CDN Caching Interaction
Regardless of at-rest encryption approach, the CDN read path (per Design/CDN_Read_Path) caches decrypted HTML at CloudFront edge nodes for 30-60s. This is architecturally standard (every encrypted-at-rest + CDN system works this way), but it means:
- AWS CloudFront infrastructure sees plaintext during the cache window
- Any claim of "zero-knowledge" is false while CDN caching is active
- Auth (CloudFront Functions JWT validation) gates who can read the cache, but the content exists in plaintext at the edge
- Per-user KMS does not change this — content is decrypted before it reaches CloudFront regardless of who holds the key
CDN caching and zero-knowledge are fundamentally in tension. You can have fast reads or end-to-end encryption, not both.
KMS Cost Model at Scale
| Item | Cost |
|---|---|
| CMK per tenant | $1/month each |
| 1,000 tenants | $1,000/month for keys alone |
| KMS API calls (SSE-KMS) | $0.03 per 10,000 requests |
| Assembly Lambda: 3 fragment fetches per cache miss | Multiplied by request volume and short TTLs |
S3 Bucket Keys reduce API calls ~99% within a single CMK, but per-tenant keys means per-tenant bucket key generation — cross-tenant savings don't apply.
Recommendation
For Launch
- Enable EFS encryption at rest (single AWS-managed key).
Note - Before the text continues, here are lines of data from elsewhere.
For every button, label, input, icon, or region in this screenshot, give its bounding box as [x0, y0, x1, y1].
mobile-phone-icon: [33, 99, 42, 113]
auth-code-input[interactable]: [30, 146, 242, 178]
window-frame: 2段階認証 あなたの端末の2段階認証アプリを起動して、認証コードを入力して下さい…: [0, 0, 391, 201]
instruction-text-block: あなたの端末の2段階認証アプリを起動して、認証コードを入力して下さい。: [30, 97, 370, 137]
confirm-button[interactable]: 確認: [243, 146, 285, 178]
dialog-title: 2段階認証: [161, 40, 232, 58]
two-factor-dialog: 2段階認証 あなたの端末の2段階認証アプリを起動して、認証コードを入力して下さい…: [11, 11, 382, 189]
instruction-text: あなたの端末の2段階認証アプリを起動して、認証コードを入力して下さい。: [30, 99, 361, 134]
Checkbox, zero cost, zero feature impact.
- Enable S3 default encryption (SSE-S3). Also a checkbox.
- CloudTrail logging on all EFS and S3 data access.
- Restrictive IAM policies: Lambda role can access EFS, human roles cannot without break-glass procedure.
- Be honest in the privacy policy: "Data encrypted at rest. Operator access restricted by IAM policy and audit logging. We cannot read your data without a deliberate policy override that is logged."
This is what B2B customers actually evaluate — not zero-knowledge, but "can you prove who accessed my data and when."
Per-User KMS Becomes Viable When
The storage model changes to something that supports per-tenant keys natively:
- Per-tenant S3 buckets for git repos (via
git-remote-s3or similar) — S3 SSE-KMS works naturally per-bucket - DynamoDB with the DynamoDB Encryption Client for item-level encryption
- Any storage backend where the encryption boundary aligns with the tenant boundary
This is a storage architecture decision, not a bolt-on to the current EFS/git model.
Full Zero-Knowledge: Conditions for Revisiting
Worth pursuing if/when:
- The product has enough traction that trust is a competitive differentiator
- The storage model has moved off EFS
- There's willingness to sacrifice server-side search (or invest in encrypted indexes à la Proton Mail)
- MCP key provisioning has a credible UX (user provisions key per agent session)
Precedents Referenced
- Standard Notes — PBKDF2-derived key, client-side encryption, client-side search only. Simple data model (text blobs, no git).
- Proton Drive/Mail — per-user asymmetric keys, Web Crypto API in browser. Invested heavily in encrypted search indexes.
- git-crypt — encrypts blobs in git repo, decrypts on clone with local key. Works for developer workflows, not web UIs.